3.1 - Fonctions sociales

- La neutralisation du sujet, sa mise hors de capacité de réitérer l’acte déviant. La peine a un rôle tranquillisant pour le corps social, elle est une « thérapeutique de l'exclusion « (F.J. Pansier, op.cit., p.38). La sanction éliminatrice est invoquée au nom de l’intérêt social d’éviter pour l’avenir délits et crimes.
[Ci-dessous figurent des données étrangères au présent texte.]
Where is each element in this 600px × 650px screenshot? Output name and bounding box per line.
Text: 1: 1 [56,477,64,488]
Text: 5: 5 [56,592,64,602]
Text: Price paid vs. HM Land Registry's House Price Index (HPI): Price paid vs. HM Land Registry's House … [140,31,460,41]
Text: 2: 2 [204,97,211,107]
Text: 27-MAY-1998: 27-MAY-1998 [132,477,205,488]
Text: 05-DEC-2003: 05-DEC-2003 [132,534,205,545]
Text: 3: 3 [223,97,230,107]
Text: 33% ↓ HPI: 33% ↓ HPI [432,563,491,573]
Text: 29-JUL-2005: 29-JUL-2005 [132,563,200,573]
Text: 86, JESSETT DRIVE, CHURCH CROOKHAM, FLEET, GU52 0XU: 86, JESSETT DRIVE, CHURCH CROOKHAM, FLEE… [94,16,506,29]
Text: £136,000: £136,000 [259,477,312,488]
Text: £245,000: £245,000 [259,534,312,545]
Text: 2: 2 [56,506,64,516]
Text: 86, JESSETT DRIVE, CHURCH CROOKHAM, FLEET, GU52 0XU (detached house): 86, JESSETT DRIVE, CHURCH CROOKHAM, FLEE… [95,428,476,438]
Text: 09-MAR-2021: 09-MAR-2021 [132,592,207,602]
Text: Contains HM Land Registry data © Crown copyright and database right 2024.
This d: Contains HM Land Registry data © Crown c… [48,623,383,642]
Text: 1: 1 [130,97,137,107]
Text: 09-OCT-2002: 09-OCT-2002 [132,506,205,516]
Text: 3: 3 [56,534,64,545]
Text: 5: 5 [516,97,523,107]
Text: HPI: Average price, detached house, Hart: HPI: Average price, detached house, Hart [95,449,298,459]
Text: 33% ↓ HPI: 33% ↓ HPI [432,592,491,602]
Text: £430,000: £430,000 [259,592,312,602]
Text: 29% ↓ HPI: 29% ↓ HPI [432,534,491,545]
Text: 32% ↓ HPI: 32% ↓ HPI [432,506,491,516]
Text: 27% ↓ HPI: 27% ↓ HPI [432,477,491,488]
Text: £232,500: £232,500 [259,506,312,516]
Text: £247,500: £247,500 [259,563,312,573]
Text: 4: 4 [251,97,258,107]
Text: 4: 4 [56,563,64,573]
- L’intimidation abstraite. Idée que la peine aurait un effet dissuasif sur les autres membres du corps social et en particulier sur les délinquants potentiels. Valeur d’exemple de la peine mise en évidence par Protagoras et par Sénèque : « Nemo prudens punit quia peccatur est, sed ne peccetur « (le sage ne punit pas parce qu’une faute fut commise, mais pour qu’il ne soit plus commis de faute). Il s’agit de faire un exemple, de décourager les imitateurs éventuels des crimes commis en leur montrant à quoi ils s’exposent (exemple de la peine de mort : dans certains pays, après l’exécution, on laissait le cadavre publiquement exposer plusieurs jours, afin de faire réfléchir et d’intimider). La peur du châtiment est censée constituer un mobile puissant capable de détourner du mal

- Le rétablissement de l’équilibre social : l’infraction commise a créé un trouble à l’ordre public ; la peine a pour fonction de rétablir l’équilibre rompu par l’infraction et tend à neutraliser toute tentation de réaction primaire de vengeance. Thèse défendue notamment par Hobbes : le droit de punir est consenti aux dirigeants afin de permettre de respecter l’engagement de sûreté publique et de paix sociale.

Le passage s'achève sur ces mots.